19:15

April 21, 2009 - Life is beautiful...as long as my meds work

It was a good day. Every day is a good day from now on...because otherwise I wouldn't cope. Every day is that day.

Today was difficult in one way especially, but it wasn't a surprise.

I've just gone through so many things that I can only take every hour at a time.

I still feel ill. My medicine makes me feel tired and makes my head hurt a lot. I'm sure that'll stop eventually. My energy is low. I'm not very productive and I can't imagine ever getting back to work. That's today.

My husband won't come live here in the U.S. I completely understand why. We've gone through a lot together and we both need our support systems to cope with it all. Unfortunately, my village of support is different than his, and it happens to be across the Atlantic.

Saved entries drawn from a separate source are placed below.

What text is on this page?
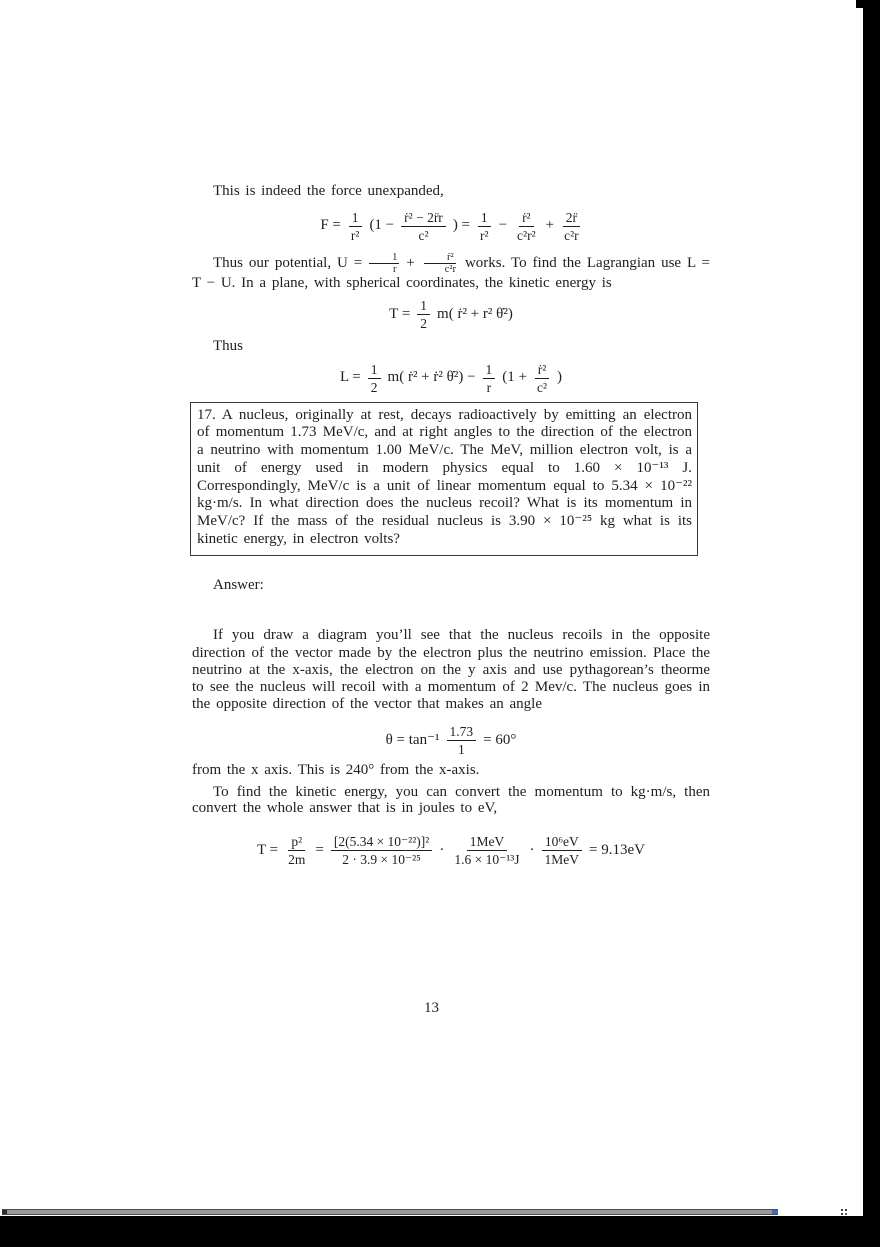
This is indeed the force unexpanded,

$F = \frac{1}{\text{r²}} (1 - \frac{\text{ṙ² − 2r̈r}}{\text{c²}}$ ) = $\frac{1}{\text{r²}} - \frac{\text{ṙ²}}{\text{c²r²}} + \frac{2r̈}{\text{c²r}}$

Thus our potential, $U = \frac{1}{r} + \frac{\text{ṙ²}}{\text{c²r}}$ works. To find the Lagrangian use L = T − U. In a plane, with spherical coordinates, the kinetic energy is

$T = \frac{1}{2} m$( ṙ² + r² θ̇²)

Thus

$L = \frac{1}{2} m$( ṙ² + ṙ² θ̇²) − $\frac{1}{r} (1 + \frac{\text{ṙ²}}{\text{c²}}$ )
17. A nucleus, originally at rest, decays radioactively by emitting an electron of momentum 1.73 MeV/c, and at right angles to the direction of the electron a neutrino with momentum 1.00 MeV/c. The MeV, million electron volt, is a unit of energy used in modern physics equal to 1.60 × 10⁻¹³ J. Correspondingly, MeV/c is a unit of linear momentum equal to 5.34 × 10⁻²² kg·m/s. In what direction does the nucleus recoil? What is its momentum in MeV/c? If the mass of the residual nucleus is 3.90 × 10⁻²⁵ kg what is its kinetic energy, in electron volts?

Answer:

If you draw a diagram you’ll see that the nucleus recoils in the opposite direction of the vector made by the electron plus the neutrino emission. Place the neutrino at the x-axis, the electron on the y axis and use pythagorean’s theorme to see the nucleus will recoil with a momentum of 2 Mev/c. The nucleus goes in the opposite direction of the vector that makes an angle

$\theta = \tan^{-1} \frac{1.73}{1} = 60^\circ$

from the x axis. This is 240° from the x-axis.

To find the kinetic energy, you can convert the momentum to kg·m/s, then convert the whole answer that is in joules to eV,

$T = \frac{\text{p²}}{2m} = \frac{\text{[2(5.34 × 10⁻²²)]²}}{\text{2 · 3.9 × 10⁻²⁵}} \cdot \frac{\text{1MeV}}{\text{1.6 × 10⁻¹³J}} \cdot \frac{\text{10⁶eV}}{\text{1MeV}} = 9.13eV$
13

Life is really life...short...I don't think so. But I can't get stressed out...it makes my episodes come out with a vengance. Now it's dangerous because we know that it can 1. make me think and really believe that I'm in another world, and 2. it can lead me to kill myself...so it's quite serious. My mode is only survival right now. I'm lucky that there are drugs that can actually help. Otherwise it's a hell on earth.

My friend told me that her cousin commited s.. He thought he was in a video game.

I miss my best friend J, but he's my best friend...so I want him to be happy. Life isn't short but when you can enjoy it, it's really precious. When you come out of the times that aren't very enjoyable, it's really full of enrichment and wisdom.

Life is beautiful...as long as my meds work.